Debezium

My notes taken while learning about Debezium
Author

Deepak Ramani

Published

August 20, 2023

These are my notes about Debezium. There will be typos or misunderstood concepts. Please as always reach out to me to rectify them.

My sources were Baeldung and official Debezium documentation. Also the FAQ section of the official site gives all the necessary reading.

What is Debezium?

It is an open source, low latency distributed platform for capturing change in data from a source and syncing with a target.

Why is it needed?

Most companies still use batch processing that means - a. data is not synced immediately, b. more resources are required when sync happens, c. data replication happens at specific intervals.

However, what if streaming data is used or quick reporting on the new data is required? Then we need some kind of a platform/service that periodically checks the source and when an event change occurs, it has to pick the change and transfer it somewhere for analysis or storage. Debezium as a microservice provides that functionality.

Advantages of using Debezium

  • Upstream data(source) change is incrementally pushed downstream(sink) – continuous sync,
  • Instant updates eliminates bulk load updates – Data transfer cost less,
  • Fewer resources required,

Use cases

  1. Keep different data sources in sync,
  2. Update or invalidate a cache,
  3. Update search indexes,
  4. Data sync across microservices

Debezium

Now that we know why we need Debezium, let us go a bit in depth in its working.

Debezium as a set of distributed services capture changes in the DBs so that applications can see those changes and respond to them.

Debezium records all row-level changes within each DB table in a change event stream, and applications simply read these streams to see the changes events in the same order in which they occurred.
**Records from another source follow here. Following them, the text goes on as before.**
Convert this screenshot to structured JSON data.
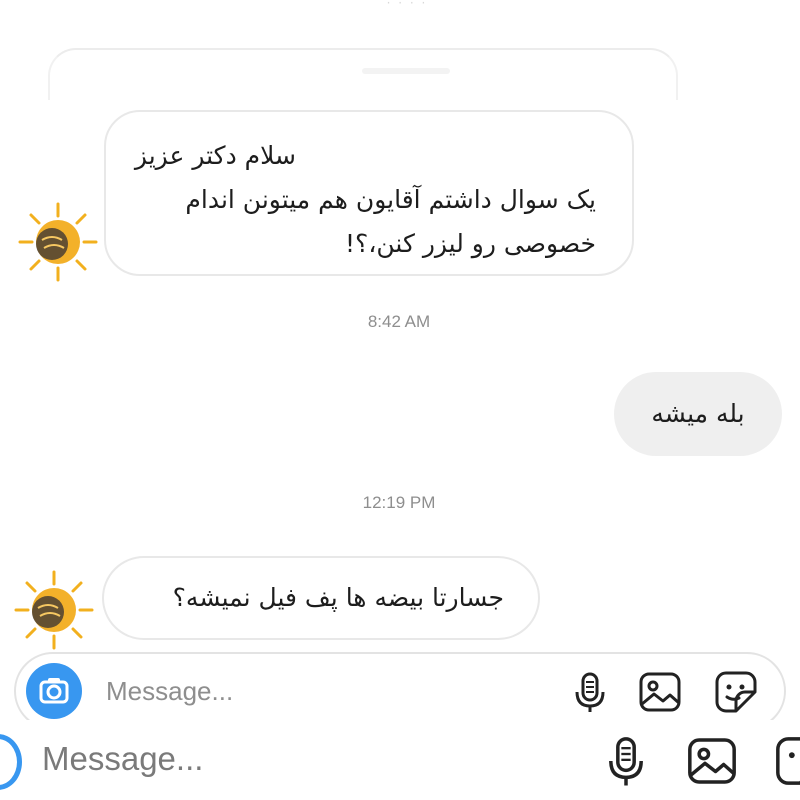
{
  "conversation": {
    "messages": [
      {
        "direction": "incoming",
        "lines": [
          "سلام دکتر عزیز",
          "یک سوال داشتم آقایون هم میتونن اندام",
          "خصوصی رو لیزر کنن،؟!"
        ]
      },
      {
        "timestamp": "8:42 AM"
      },
      {
        "direction": "outgoing",
        "text": "بله میشه"
      },
      {
        "timestamp": "12:19 PM"
      },
      {
        "direction": "incoming",
        "text": "جسارتا بیضه ها پف فیل نمیشه؟"
      }
    ]
  },
  "composer": {
    "placeholder": "Message...",
    "accent_color": "#3897f0",
    "icons": [
      "camera-icon",
      "microphone-icon",
      "gallery-icon",
      "sticker-icon"
    ]
  },
  "duplicate_composer": {
    "placeholder": "Message...",
    "icons": [
      "camera-icon",
      "microphone-icon",
      "gallery-icon",
      "sticker-icon"
    ]
  }
}
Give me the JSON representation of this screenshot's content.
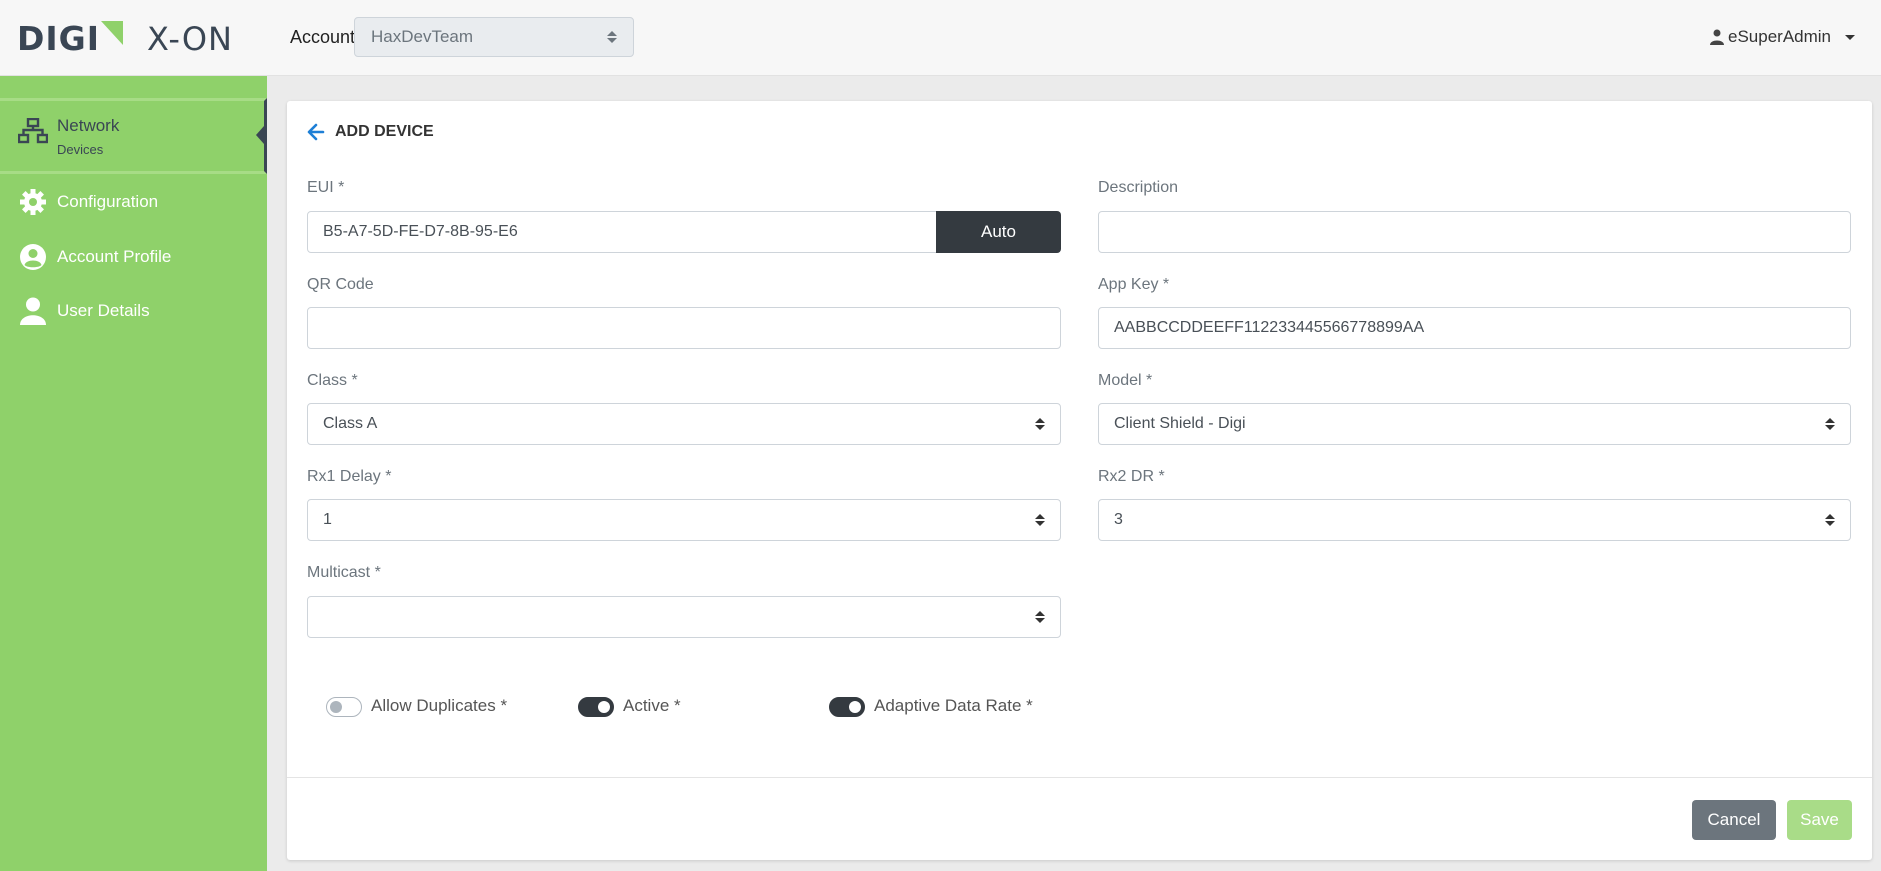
{
  "brand": {
    "left": "DIGI",
    "right": "X-ON",
    "green": "#8fd16a",
    "dark": "#3a4654"
  },
  "header": {
    "account_label": "Account",
    "account_value": "HaxDevTeam",
    "user_name": "eSuperAdmin"
  },
  "sidebar": {
    "active": {
      "label": "Network",
      "sub": "Devices",
      "icon": "network-icon"
    },
    "items": [
      {
        "label": "Configuration",
        "icon": "gear-icon"
      },
      {
        "label": "Account Profile",
        "icon": "user-circle-icon"
      },
      {
        "label": "User Details",
        "icon": "user-icon"
      }
    ]
  },
  "form": {
    "title": "ADD DEVICE",
    "eui": {
      "label": "EUI *",
      "value": "B5-A7-5D-FE-D7-8B-95-E6",
      "auto_label": "Auto"
    },
    "description": {
      "label": "Description",
      "value": ""
    },
    "qr_code": {
      "label": "QR Code",
      "value": ""
    },
    "app_key": {
      "label": "App Key *",
      "value": "AABBCCDDEEFF112233445566778899AA"
    },
    "class": {
      "label": "Class *",
      "value": "Class A"
    },
    "model": {
      "label": "Model *",
      "value": "Client Shield - Digi"
    },
    "rx1_delay": {
      "label": "Rx1 Delay *",
      "value": "1"
    },
    "rx2_dr": {
      "label": "Rx2 DR *",
      "value": "3"
    },
    "multicast": {
      "label": "Multicast *",
      "value": ""
    },
    "toggles": [
      {
        "label": "Allow Duplicates *",
        "on": false
      },
      {
        "label": "Active *",
        "on": true
      },
      {
        "label": "Adaptive Data Rate *",
        "on": true
      }
    ],
    "cancel_label": "Cancel",
    "save_label": "Save"
  }
}
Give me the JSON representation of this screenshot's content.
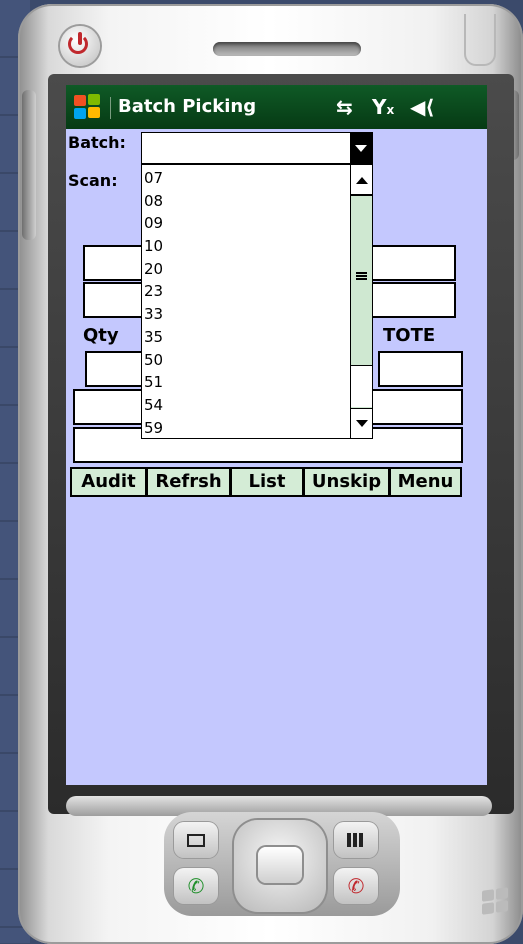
{
  "app": {
    "title": "Batch Picking",
    "tray_icons": [
      "sync-icon",
      "no-signal-icon",
      "speaker-icon"
    ]
  },
  "form": {
    "batch_label": "Batch:",
    "scan_label": "Scan:",
    "qty_label": "Qty",
    "tote_label": "TOTE",
    "batch_value": ""
  },
  "batch_dropdown": {
    "options": [
      "07",
      "08",
      "09",
      "10",
      "20",
      "23",
      "33",
      "35",
      "50",
      "51",
      "54",
      "59"
    ]
  },
  "buttons": {
    "audit": "Audit",
    "refresh": "Refrsh",
    "list": "List",
    "unskip": "Unskip",
    "menu": "Menu"
  },
  "colors": {
    "titlebar": "#06401a",
    "screen_bg": "#c4c8fe",
    "button_bg": "#d4ecd6",
    "power_icon": "#c0282d"
  }
}
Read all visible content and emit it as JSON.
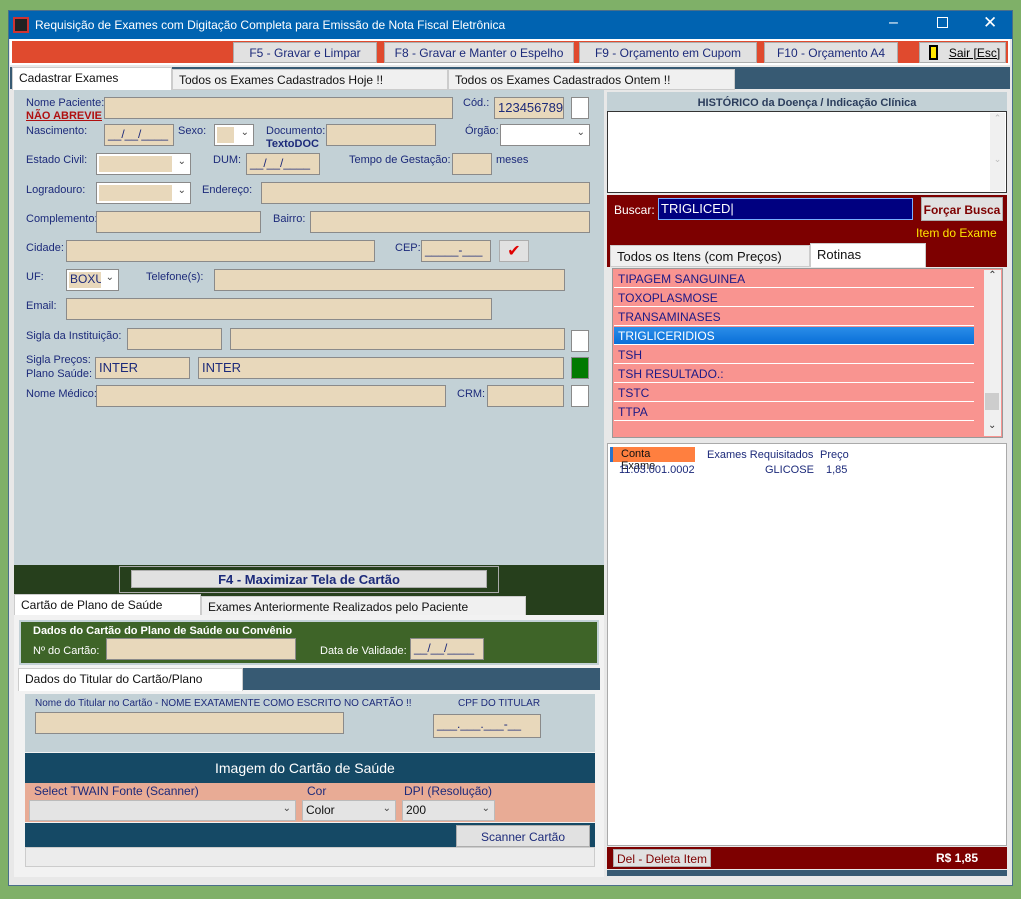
{
  "window": {
    "title": "Requisição de Exames com Digitação Completa para Emissão de Nota Fiscal Eletrônica"
  },
  "toolbar": {
    "f5": "F5 - Gravar e Limpar",
    "f8": "F8 - Gravar e Manter o Espelho",
    "f9": "F9 - Orçamento em Cupom",
    "f10": "F10 - Orçamento A4",
    "exit": "Sair [Esc]"
  },
  "main_tabs": [
    "Cadastrar Exames",
    "Todos os Exames Cadastrados Hoje !!",
    "Todos os Exames Cadastrados Ontem !!"
  ],
  "form": {
    "nome_paciente": "Nome Paciente:",
    "nao_abrevie": "NÃO ABREVIE",
    "cod": "Cód.:",
    "cod_value": "123456789",
    "nascimento": "Nascimento:",
    "date_mask": "__/__/____",
    "sexo": "Sexo:",
    "documento": "Documento:",
    "textodoc": "TextoDOC",
    "orgao": "Órgão:",
    "estado_civil": "Estado Civil:",
    "dum": "DUM:",
    "tempo_gestacao": "Tempo de Gestação:",
    "meses": "meses",
    "logradouro": "Logradouro:",
    "endereco": "Endereço:",
    "complemento": "Complemento:",
    "bairro": "Bairro:",
    "cidade": "Cidade:",
    "cep": "CEP:",
    "cep_mask": "_____-___",
    "uf": "UF:",
    "uf_value": "BOXU",
    "telefone": "Telefone(s):",
    "email": "Email:",
    "sigla_instituicao": "Sigla da Instituição:",
    "sigla_precos": "Sigla Preços:",
    "plano_saude": "Plano Saúde:",
    "sigla_value": "INTER",
    "plano_value": "INTER",
    "nome_medico": "Nome Médico:",
    "crm": "CRM:"
  },
  "card": {
    "maximize": "F4 - Maximizar Tela de Cartão",
    "tabs": [
      "Cartão de Plano de Saúde",
      "Exames Anteriormente Realizados pelo Paciente"
    ],
    "dados_cartao": "Dados do Cartão do Plano de Saúde ou Convênio",
    "numero": "Nº do Cartão:",
    "validade": "Data de Validade:",
    "validade_mask": "__/__/____",
    "titular_tab": "Dados do Titular do Cartão/Plano",
    "nome_titular": "Nome do Titular no Cartão - NOME EXATAMENTE COMO ESCRITO NO CARTÃO !!",
    "cpf": "CPF DO TITULAR",
    "cpf_mask": "___.___.___-__",
    "imagem": "Imagem do Cartão de Saúde",
    "twain": "Select TWAIN Fonte (Scanner)",
    "cor": "Cor",
    "cor_value": "Color",
    "dpi": "DPI (Resolução)",
    "dpi_value": "200",
    "scanner": "Scanner Cartão"
  },
  "right": {
    "historico": "HISTÓRICO da Doença / Indicação Clínica",
    "buscar": "Buscar:",
    "buscar_value": "TRIGLICED",
    "forcar": "Forçar Busca",
    "item_exame": "Item do Exame",
    "tabs": [
      "Todos os Itens (com Preços)",
      "Rotinas"
    ],
    "items": [
      "TIPAGEM SANGUINEA",
      "TOXOPLASMOSE",
      "TRANSAMINASES",
      "TRIGLICERIDIOS",
      "TSH",
      "TSH RESULTADO.:",
      "TSTC",
      "TTPA"
    ],
    "selected_item": "TRIGLICERIDIOS",
    "table": {
      "headers": [
        "Conta Exame",
        "Exames Requisitados",
        "Preço"
      ],
      "rows": [
        [
          "11.03.001.0002",
          "GLICOSE",
          "1,85"
        ]
      ]
    },
    "delete": "Del - Deleta Item",
    "total": "R$ 1,85"
  },
  "colors": {
    "title": "#0063b1",
    "toolbar": "#e04a2e",
    "form_bg": "#c3d1d6",
    "field": "#e8d8bb",
    "dark_red": "#7d0000",
    "list_row": "#f99490"
  }
}
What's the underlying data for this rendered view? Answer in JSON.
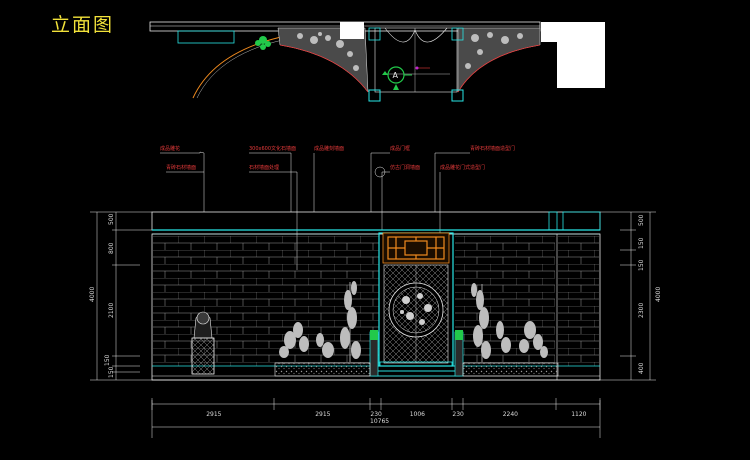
{
  "title": "立面图",
  "section_marker": "A",
  "annotations": [
    {
      "id": "a1",
      "text": "成品雕花"
    },
    {
      "id": "a2",
      "text": "青砖石材墙面"
    },
    {
      "id": "a3",
      "text": "300x600文化石墙面"
    },
    {
      "id": "a4",
      "text": "石材墙面处理"
    },
    {
      "id": "a5",
      "text": "成品雕刻墙面"
    },
    {
      "id": "a6",
      "text": "成品门框"
    },
    {
      "id": "a7",
      "text": "仿古门洞墙面"
    },
    {
      "id": "a8",
      "text": "青砖石材墙面造型门"
    },
    {
      "id": "a9",
      "text": "成品雕花门式造型门"
    }
  ],
  "bottom_dims": [
    "2915",
    "2915",
    "230",
    "1006",
    "230",
    "2240",
    "1120"
  ],
  "total_dim": "10765",
  "left_dims": [
    "500",
    "800",
    "4000",
    "2100",
    "150",
    "150"
  ],
  "right_dims": [
    "500",
    "150",
    "150",
    "2300",
    "400",
    "4000"
  ],
  "colors": {
    "background": "#000000",
    "cyan": "#28e6e6",
    "white": "#e8e8e8",
    "orange": "#f08a1e",
    "red": "#e63a3a",
    "green": "#22c94a",
    "yellow": "#f2e23a"
  }
}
The beauty of Debezium is that it monitors even if the application is down. Upon restart it will start consuming the events where it left off.

Debezium also provides a library of connectors, supporting multiple DBs. Through these connectors, DBs are monitored and the changes are transported to Kakfa topics for further transporation.

Since it is distributed, it is fault and failure tolerant.

Debezium architecture

Debezium is basically a handshake service/protocol for source and target. It is achieved through connectors.

As seen in the image, Debezium architecture consists of three components – external source DBs, Debezium server, and downstream applications such as Redis, Amazon Kinesis, Google Pub/Sub or Apache Kakfa. Debezium server acts as a mediator to capture and stream real-time data change between source DBs and consumer applications.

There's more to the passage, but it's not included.